Last week, I stopped by the Spielwiese for a quick visit with Michael, and we reminisced on the variety of visitors he's had at his gaming cafe since it's start 4 years ago. Some Europeans come here specifically to get their yearly stash of German games, while other internationals are so intrigued by the concept of a gaming cafe with game rentals that they make it one of their tourist destinations.
In addition, we've had many international visitors to our game design group since we began meeting here Mondays shortly after the cafe opened. Some are game designers who come to get an outside opinion on one of their ideas, others stay here for an extended period of time and enjoy testing and critiquing the designs of the others in the group. Jerome is a recent example of the latter, a young Canadian planning on staying in Berlin for the next year. He found out about our game design group online and kindly asked permission to join. "Of course!" we said, as our group is open to any who are willing to playtest prototypes. He joined us last Monday night and were even able to try one of his own creations, a short 2-player abstract brain-burner (it was perfect to have Daniel "Mr. Abstract" Shultz present to give an expert opinion).
In the past, I have likened the camaraderie of game designers to that of architecture students in a design studio, and these kind of playtest sessions still do take me back to those days.
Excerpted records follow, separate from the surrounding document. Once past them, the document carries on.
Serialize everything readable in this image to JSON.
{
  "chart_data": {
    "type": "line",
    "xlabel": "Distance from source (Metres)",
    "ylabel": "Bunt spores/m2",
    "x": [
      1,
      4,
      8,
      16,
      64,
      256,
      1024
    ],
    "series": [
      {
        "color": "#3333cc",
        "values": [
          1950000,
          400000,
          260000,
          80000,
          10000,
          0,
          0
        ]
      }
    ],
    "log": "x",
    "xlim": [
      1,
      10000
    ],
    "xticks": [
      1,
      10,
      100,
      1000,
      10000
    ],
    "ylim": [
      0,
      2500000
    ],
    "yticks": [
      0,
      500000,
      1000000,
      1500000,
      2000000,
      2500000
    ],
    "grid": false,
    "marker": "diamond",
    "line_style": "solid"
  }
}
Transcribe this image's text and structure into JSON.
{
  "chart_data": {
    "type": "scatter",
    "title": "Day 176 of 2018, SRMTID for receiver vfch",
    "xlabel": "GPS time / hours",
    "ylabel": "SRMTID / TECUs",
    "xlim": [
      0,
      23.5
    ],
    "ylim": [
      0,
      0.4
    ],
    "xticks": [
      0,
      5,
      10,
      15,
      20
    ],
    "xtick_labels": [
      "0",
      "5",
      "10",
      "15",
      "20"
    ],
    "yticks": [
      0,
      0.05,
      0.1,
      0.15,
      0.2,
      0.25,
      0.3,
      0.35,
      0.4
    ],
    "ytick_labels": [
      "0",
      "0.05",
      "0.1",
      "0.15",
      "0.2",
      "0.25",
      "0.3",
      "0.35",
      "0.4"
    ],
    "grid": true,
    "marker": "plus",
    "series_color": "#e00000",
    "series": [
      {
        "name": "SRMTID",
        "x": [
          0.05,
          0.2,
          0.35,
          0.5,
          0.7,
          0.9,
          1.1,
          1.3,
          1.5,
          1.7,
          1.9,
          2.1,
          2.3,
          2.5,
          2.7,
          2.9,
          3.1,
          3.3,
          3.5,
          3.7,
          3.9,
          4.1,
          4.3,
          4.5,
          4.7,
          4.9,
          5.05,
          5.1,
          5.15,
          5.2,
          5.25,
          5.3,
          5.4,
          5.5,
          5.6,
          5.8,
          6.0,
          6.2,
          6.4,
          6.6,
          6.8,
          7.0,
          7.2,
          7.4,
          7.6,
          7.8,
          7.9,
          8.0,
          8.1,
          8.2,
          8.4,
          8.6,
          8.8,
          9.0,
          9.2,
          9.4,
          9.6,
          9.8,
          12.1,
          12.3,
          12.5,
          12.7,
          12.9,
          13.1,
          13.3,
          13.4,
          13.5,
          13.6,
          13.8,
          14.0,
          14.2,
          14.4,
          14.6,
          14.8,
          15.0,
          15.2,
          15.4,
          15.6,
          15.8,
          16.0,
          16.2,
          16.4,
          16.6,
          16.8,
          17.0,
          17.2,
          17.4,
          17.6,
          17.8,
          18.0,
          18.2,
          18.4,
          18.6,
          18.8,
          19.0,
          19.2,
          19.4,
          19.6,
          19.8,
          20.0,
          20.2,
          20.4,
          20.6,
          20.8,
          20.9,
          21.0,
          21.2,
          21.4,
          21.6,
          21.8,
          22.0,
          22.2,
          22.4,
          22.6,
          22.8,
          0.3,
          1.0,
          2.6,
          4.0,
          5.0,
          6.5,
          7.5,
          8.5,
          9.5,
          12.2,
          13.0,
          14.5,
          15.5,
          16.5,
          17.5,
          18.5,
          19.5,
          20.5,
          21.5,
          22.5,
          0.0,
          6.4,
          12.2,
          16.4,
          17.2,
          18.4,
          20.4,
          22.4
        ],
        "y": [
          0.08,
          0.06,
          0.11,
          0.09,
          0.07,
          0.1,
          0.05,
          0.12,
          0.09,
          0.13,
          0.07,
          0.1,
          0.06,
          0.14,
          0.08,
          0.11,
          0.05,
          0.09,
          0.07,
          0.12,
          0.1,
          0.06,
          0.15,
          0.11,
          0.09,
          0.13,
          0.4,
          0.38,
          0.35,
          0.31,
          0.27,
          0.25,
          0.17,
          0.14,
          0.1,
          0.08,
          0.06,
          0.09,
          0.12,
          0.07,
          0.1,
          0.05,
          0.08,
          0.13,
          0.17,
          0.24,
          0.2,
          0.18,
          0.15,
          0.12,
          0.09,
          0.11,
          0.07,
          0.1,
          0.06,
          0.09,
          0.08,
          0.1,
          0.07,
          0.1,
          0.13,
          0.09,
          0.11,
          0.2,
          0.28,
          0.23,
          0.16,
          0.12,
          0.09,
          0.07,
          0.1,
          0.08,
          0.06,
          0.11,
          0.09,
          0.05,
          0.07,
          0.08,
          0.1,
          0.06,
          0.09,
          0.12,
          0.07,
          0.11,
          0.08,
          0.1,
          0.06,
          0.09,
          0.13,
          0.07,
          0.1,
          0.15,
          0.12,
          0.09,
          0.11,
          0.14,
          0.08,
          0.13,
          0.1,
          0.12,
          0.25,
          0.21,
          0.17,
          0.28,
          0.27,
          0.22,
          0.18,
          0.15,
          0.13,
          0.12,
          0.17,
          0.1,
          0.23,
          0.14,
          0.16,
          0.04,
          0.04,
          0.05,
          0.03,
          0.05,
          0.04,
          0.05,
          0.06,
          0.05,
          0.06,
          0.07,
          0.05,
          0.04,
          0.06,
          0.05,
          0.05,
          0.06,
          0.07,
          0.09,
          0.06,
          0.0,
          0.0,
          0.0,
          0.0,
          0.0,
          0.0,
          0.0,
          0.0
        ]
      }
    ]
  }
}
There is something intoxicating about being in a room full of fresh ideas, incomplete as they may be. I don't know if the glossy, polished games on the Spielwiese's shelves will ever have the same allure as the inkjet-printed, abstracted prototypes we bring to the table.
And I don't know if I could ever live in another place that wasn't this multi-cultural. The Spielweise has been a great location for attracting gamers and game designers from around the world, and I enjoy being a part of this international gaming hub.